Sorry, Rump old chap, but while Churchill help shore up support in the British populace and guided the Brits through the Battle of Britain , thus saving Britain from being concurred by the Nazis , Churchill & the British did not save civilization in WW 2. The Yanks, yes the USA , through Lend-Lease helped support Britain in the beginning of the War. Americans with their industrial might produced the arms , tanks, ships and ammunition. More importantly in N. Africa, The Mediterranean, the Europe theater and The Pacific theater of war it was USA soldiers, sailors and marines who fought and won WW 2 , thus the USA saved Western civilization.

Anonymous said...

I think Churchill leading Britain through its "darkest hour" and holding on against Nazi Germany was an important achievement for history and civilization and the outcome was definitely better than Germany winning. At least, that's what most of us in the "First World" think. In the rest of the world, they don't lionize Churchill and Britain so readily and they may not see the comparison between Britain and Nazi Germany so starkly.

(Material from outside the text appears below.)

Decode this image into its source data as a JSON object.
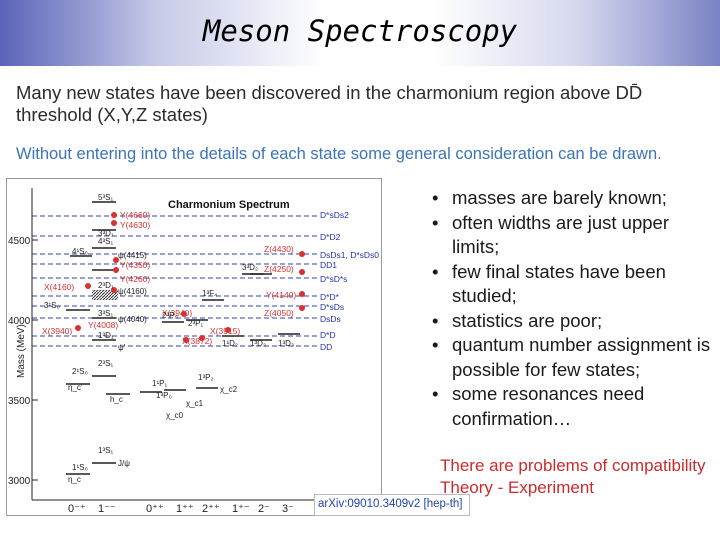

Plenty of Indian intellectuals and politicians now argue that "Winston Churchill is no better than Adolf Hitler."

https://www.independent.co.uk/news/world/world-history/winston-churchill-adolf-hitler-no-better-shashi-tharoor-indian-politician-post-colonialist-author-inglorious-empire-nazi-a7641681.html

And others argue that Britain committed the equivalent of multiple "holocausts" during its rule of India.

https://www.theguardian.com/world/2007/aug/24/india.randeepramesh

https://timesofindia.indiatimes.com/litfest/litfest-delhi/news/raj-was-worse-than-the-holocaust-tharoor/articleshow/55637603.cms

So for many formerly colonized people, their British colonial overlords not being defeated in World War II may not ring as some vitally important moral victory that made a dramatic difference in their lives or history worth celebrating. I guess we can point to the ways how Nazi Germany was more brutal. But expecting oppressed colonized peoples to be overjoyed about Britain's victory against Germany would be like expecting people who remained enslaved in 18th century America to all be overjoyed about the American victory over the British. Some people who suffered under British imperialism may have considered it "poetic justice" if the British ended up being vanquished and conquered by some rival expansionist power.